Ох уж этот скивассер! В перерывах между играми Миколь брала бутерброд, выбирая всегда ветчину, видимо подчеркивая свое презрение к религиозному конформизму, и одним глотком выпивала стакан своего любимого питья, со смехом предлагая и нам выпить «за упокой Австро-Венгерской империи». Рецепт, рассказала она, был прямо из Австрии, из Офгаштейна, куда они с Альберто ездили в тридцать четвертом на две недели покататься на лыжах. И хотя скивассер, как явствовало из названия, был зимним напитком и должен был подаваться горячим, кипящим, в Австрии были и те, кто продолжал пить его летом в охлажденном виде, со льдом и без ломтика лимона. В этом случае его называли химбеервассен.
Но, добавляла Миколь с комической важностью, поднимая палец, извольте заметить, виноградинки в классический тирольский рецепт придумала добавлять она сама. Это было ее изобретение, и она им очень дорожила, так что нечего смеяться. Виноград представлял собой личный вклад Италии в святое и благородное создание скивассера или, точнее, «в итальянский вариант этого напитка, чтобы не сказать феррарский, чтобы не сказать… и так далее и так далее…».
IV
Прошло некоторое время, прежде чем перед нами стали появляться другие обитатели дома.
Тут кстати было бы вспомнить любопытный случай, который произошел в самый первый день. Я вспоминал о нем в дни, когда ни профессор Эрманно, ни синьора Ольга еще не выходили к нам — я думал, что те, кого Адриана Трентини называла старой coté[4], решили держаться подальше от теннисного корта: возможно, чтобы своим присутствием не смущать, не создавать неловкости в этих приемах, которые в общем-то были не приемами, а простыми встречами молодежи в саду.

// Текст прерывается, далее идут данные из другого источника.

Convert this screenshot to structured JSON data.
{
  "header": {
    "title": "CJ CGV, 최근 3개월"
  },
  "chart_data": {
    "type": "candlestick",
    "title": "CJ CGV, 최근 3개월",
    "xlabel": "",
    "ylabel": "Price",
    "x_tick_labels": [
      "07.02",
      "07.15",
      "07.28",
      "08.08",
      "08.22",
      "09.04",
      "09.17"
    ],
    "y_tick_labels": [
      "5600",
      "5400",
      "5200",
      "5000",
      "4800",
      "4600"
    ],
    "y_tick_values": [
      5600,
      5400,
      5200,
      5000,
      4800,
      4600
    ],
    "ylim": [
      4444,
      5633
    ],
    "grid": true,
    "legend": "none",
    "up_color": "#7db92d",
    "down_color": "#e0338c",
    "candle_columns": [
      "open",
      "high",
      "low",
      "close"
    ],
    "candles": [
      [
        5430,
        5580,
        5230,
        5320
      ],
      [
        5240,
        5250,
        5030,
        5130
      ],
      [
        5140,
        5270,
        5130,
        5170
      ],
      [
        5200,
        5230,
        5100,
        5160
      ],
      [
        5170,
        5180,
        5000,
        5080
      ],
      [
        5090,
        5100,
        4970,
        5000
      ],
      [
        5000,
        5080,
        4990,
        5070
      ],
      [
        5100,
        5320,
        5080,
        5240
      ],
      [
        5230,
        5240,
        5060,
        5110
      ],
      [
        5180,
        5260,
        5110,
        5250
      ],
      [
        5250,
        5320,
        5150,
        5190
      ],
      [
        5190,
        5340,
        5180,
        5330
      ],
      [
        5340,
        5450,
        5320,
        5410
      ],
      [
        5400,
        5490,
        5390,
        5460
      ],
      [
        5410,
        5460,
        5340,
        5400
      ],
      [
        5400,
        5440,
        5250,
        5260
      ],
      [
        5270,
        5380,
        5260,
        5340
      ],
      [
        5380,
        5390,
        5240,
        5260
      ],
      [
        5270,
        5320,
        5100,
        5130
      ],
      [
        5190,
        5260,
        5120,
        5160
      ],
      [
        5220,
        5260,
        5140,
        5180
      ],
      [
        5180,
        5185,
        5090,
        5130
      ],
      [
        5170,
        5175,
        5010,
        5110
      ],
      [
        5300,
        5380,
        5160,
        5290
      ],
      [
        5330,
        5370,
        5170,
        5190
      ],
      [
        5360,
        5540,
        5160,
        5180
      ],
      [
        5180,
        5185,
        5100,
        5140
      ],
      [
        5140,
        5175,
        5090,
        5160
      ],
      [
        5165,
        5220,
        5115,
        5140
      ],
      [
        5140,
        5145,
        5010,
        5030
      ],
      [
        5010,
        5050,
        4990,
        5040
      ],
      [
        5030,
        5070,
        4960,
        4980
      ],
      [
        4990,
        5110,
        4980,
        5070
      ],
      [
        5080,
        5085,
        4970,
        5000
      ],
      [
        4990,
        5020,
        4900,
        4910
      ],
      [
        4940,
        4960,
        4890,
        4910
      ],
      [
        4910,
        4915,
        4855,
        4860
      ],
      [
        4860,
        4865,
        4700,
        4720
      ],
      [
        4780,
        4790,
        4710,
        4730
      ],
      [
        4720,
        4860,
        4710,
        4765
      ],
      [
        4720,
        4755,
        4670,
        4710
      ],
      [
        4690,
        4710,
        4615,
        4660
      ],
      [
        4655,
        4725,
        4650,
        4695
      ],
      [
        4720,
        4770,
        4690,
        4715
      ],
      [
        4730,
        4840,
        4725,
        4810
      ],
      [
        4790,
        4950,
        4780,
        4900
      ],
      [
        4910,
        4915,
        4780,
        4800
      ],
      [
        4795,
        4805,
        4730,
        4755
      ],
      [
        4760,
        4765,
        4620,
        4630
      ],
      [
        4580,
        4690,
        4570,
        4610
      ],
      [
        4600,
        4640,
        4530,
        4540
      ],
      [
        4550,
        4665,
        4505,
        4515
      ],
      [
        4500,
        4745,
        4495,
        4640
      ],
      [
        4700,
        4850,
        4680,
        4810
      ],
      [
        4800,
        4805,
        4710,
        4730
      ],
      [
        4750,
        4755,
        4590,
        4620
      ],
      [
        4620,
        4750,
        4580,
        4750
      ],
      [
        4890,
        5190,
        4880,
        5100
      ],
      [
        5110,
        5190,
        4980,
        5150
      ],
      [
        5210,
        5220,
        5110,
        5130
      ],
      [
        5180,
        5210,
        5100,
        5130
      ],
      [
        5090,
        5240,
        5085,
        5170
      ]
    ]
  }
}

Этот случай произошел в самом начале, сразу после того, как мы вошли, и Перотти с Джором стоял у входа и смотрел, как мы удаляемся на велосипедах по аллее, ведущей к дому. Проехав по странному, слишком массивному мосту через канал Памфилио, наша кавалькада оказалась в сотне метров от одинокого неоготического здания magna domus, или, если быть совсем точным, от мрачной площадки перед домом, вымощенной гравием и полностью погруженной в тень. Тут наше внимание было привлечено двумя фигурами, застывшими прямо по середине площадки: пожилая дама сидела в кресле с целой горой подушек за спиной, а молодая цветущая блондинка, скорее всего горничная, стояла перед ней. Как только синьора заметила нас, ее, казалось, охватила паника. Она замахала руками, показывая, что мы не должны приближаться, выезжать на площадку, где она сидела, поскольку там, за ней, нет ничего, кроме дома. Мы должны были повернуть налево, по дорожке, вдоль которой росли вьющиеся розы, она нам на нее показала, — в конце этой дорожки (Миколь и Альберто уже играют, разве нам, с нашего места, не слышны удары ракеток по мячу?) и находится теннисный корт, мы не можем заблудиться. Это была синьора Регина Геррера, мать синьоры Ольги. Я ее сразу узнал по особенной, необыкновенно яркой белизне густых волос, уложенных валиком на затылке; этими волосами я в детстве всегда восхищался в храме, когда мне случалось увидеть ее за решеткой женской половины. Она размахивала руками и одновременно делала знаки девушке — это, как потом оказалось, была Дирче, — чтобы та помогла ей подняться. Она устала сидеть на воздухе и хотела вернуться в дом. И горничная тотчас же с готовностью отозвалась.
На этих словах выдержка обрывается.